Джек уселся, хохоча, тяжело дыша и вытирая глаза. Стивен подождал, пока тот досмеется. Не так-то просто было этого дождаться – веселье Джека Обри подпитывал образ, над которым он смеялся.

– Ну ты и трещотка, – наконец-то высказался он.

– Прости меня, Стивен, но есть что-то безгранично смешное в том, чтобы представить тебя методистом, поучающим девушек и выступающим с проповедями... ох...

– Возьмите себя в руки, сэр. Постыдитесь!

– Ну что ж, если я должен... Киллик, Киллик, сюда!

– А я чё, не иду по-вашему? – раздался голос с некоторого расстояния. Когда дверь каюты открылась, последовало: – Вот лучшее, что я смог сделать, сэр. Лимонный ячменный отвар, только из риса, да еще и теплый. Но по крайней мере, лимон в нем заменяет помело, а это похоже.

– Да будешь ты благословлен, Киллик. Три часа на веслах в полный штиль вызывают жажду.

Он выхлебал несколько пинт, сразу же вспотел и вернулся к Стивену:

– Вчера вечером у меня произошла очень приятная встреча. Ты помнишь, как Кристи-Пальер захватил нас на «Дезэ» в первом году?

– Ей-Богу, такое сложно забыть.

– А ты помнишь его племянника, маленького полнолицего мальчишку по имени Пьеро?

– Не помню.

– Да, ты же все время проводил с их хирургом – нездорово выглядящим, желтолицым, но, я уверен, очень ученым человеком. В любом случае, он все эти годы был юным Пьеро, и вчера я его снова встретил уже высоким худощавым лейтенантом, но по сути тем же самым. Кстати, восхитительно говорит по-английски. Мы долго общались, и он мне посоветовал не пытаться захватить его корабль, потому что его нельзя спустить на воду как минимум еще два сизигийных прилива, если не больше. Они его кренгуют, ты же знаешь, и что-то случилось с футоксами и топтимберсами... Впрочем, наступающий после этого сизигийный прилив совпадает с нашим рандеву с «Сюрпризом» (первую дату мы уже пропустили), что приводит меня к мысли подождать его в открытом море у мыса. Хотя я не думаю, что Фокс даже тогда покончит с переговорами, если он и султан не поставят больше парусов. В любом случае, это не больше чем общие намерения.

– Что до переговоров, мой друг, – ответил Стивен, – то я думаю, что ты... как бы лучше сказать? Увалился под ветер, если не ошибаюсь. После твоего отплытия случились некоторые неожиданные подвижки. Может, сделаем круг в моей маленькой лодке? Я буду грести, ты слегка устал.

– Ну так вот, – продолжил он, отдыхая на веслах, – ты помнишь Ганимеда, султанского виночерпия Абдула?

– Мерзкого педика, которого мне очень хотелось вышвырнуть с моего квартердека?

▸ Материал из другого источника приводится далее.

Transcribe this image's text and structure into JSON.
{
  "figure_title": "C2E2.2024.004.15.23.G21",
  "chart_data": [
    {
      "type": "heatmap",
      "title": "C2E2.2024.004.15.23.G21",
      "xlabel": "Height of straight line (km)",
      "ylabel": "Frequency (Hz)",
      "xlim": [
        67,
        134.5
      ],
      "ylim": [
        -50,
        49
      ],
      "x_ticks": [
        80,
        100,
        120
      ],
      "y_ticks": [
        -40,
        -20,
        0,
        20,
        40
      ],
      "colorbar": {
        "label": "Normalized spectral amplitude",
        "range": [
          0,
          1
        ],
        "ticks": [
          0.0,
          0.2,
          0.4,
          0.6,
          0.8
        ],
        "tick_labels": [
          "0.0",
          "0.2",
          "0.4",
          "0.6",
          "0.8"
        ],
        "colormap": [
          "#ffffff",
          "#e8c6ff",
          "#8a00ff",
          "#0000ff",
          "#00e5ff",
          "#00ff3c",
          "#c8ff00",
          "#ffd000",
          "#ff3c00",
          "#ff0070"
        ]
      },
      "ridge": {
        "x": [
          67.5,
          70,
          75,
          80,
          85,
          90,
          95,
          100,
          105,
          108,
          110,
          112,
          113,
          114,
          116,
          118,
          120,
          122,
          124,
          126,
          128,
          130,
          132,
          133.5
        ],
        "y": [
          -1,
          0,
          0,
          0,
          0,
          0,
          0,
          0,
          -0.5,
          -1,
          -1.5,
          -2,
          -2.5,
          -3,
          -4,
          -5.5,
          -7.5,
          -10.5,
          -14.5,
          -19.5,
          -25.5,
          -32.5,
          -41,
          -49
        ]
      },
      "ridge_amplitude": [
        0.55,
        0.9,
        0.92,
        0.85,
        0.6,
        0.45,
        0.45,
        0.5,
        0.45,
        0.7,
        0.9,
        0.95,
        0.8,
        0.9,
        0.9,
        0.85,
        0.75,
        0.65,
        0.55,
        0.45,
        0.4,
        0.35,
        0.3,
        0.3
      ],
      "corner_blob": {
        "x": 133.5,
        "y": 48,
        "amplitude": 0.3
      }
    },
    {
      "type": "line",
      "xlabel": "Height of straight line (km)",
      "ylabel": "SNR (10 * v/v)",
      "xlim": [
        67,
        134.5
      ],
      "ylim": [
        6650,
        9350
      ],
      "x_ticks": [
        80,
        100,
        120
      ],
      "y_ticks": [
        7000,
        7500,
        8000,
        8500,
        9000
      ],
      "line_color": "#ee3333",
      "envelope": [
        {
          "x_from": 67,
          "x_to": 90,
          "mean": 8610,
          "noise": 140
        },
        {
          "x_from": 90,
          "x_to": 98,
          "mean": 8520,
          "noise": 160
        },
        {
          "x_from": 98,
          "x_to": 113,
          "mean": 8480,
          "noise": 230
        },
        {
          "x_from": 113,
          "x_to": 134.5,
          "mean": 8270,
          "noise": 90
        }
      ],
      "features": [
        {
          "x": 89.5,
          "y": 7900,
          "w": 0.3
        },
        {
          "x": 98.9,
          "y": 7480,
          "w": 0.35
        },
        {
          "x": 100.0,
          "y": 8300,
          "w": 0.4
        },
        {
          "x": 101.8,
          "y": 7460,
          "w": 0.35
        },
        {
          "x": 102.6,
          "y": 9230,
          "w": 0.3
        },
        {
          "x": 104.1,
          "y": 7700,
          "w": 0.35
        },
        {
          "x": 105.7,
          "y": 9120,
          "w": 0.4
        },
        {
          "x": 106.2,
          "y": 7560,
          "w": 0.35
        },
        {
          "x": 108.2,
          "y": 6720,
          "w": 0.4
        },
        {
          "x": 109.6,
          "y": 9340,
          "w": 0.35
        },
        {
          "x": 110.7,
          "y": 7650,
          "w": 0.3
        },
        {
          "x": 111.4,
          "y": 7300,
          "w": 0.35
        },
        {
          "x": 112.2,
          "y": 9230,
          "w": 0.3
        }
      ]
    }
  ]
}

– Его самого. Он был, так сказать, фаворитом султана. Но оказался неверным и изменил ему с Ледвардом. Их застали во время акта содомии. Абдула казнили, Ледварда и Рэя, которым обещали защиту, нет. Их только изгнали из султанского двора, с заседаний совета и с любых обсуждений. Это оставило Дюплесси беспомощным – по-малайски он не говорит, а совет, очень скрупулезный по поводу рангов и старшинства, не станет слушать и не допустит на собрания переводчика-плебея. Французская миссия весьма вероятно провалена, но достоверно мы этого не знаем – еще день-два предстоит подождать, прежде чем Фокс попадет на прием к султану. Ледвард, конечно, уничтожен, и Рэй вместе с ним, но ненависть Фокса ни в коей мере не уменьшилась, вовсе нет. Его крайне разочаровало, что Ледварда не предали столь же чудовищной смерти, как и Абдула. Между ними – закоренелая, беспощадная вражда... Но важнее, мне кажется, что Ледвард утратил остроту ума. В определенный момент заказное убийство могло стать совершенно разумным ходом в подобного рода переговорах, особенно в этой части света, и даже единственным шансом Ледварда преуспеть. Но теперь, в текущем состоянии дел, им ничего не достигнешь. И все же Ледвард предпринял две попытки.

– Грязное дело, Стивен.

– Очень грязное, дружище, хуже не бывает. Но до тех пор, пока Дюплесси не раздобудет нового переговорщика и не предложит что-то еще привлекательное или не договорится об очередной отсрочке, а это вполне реально, особенно отсрочка, то вряд ли переговоры затянутся надолго, и ты сможешь встретиться с «Сюрпризом».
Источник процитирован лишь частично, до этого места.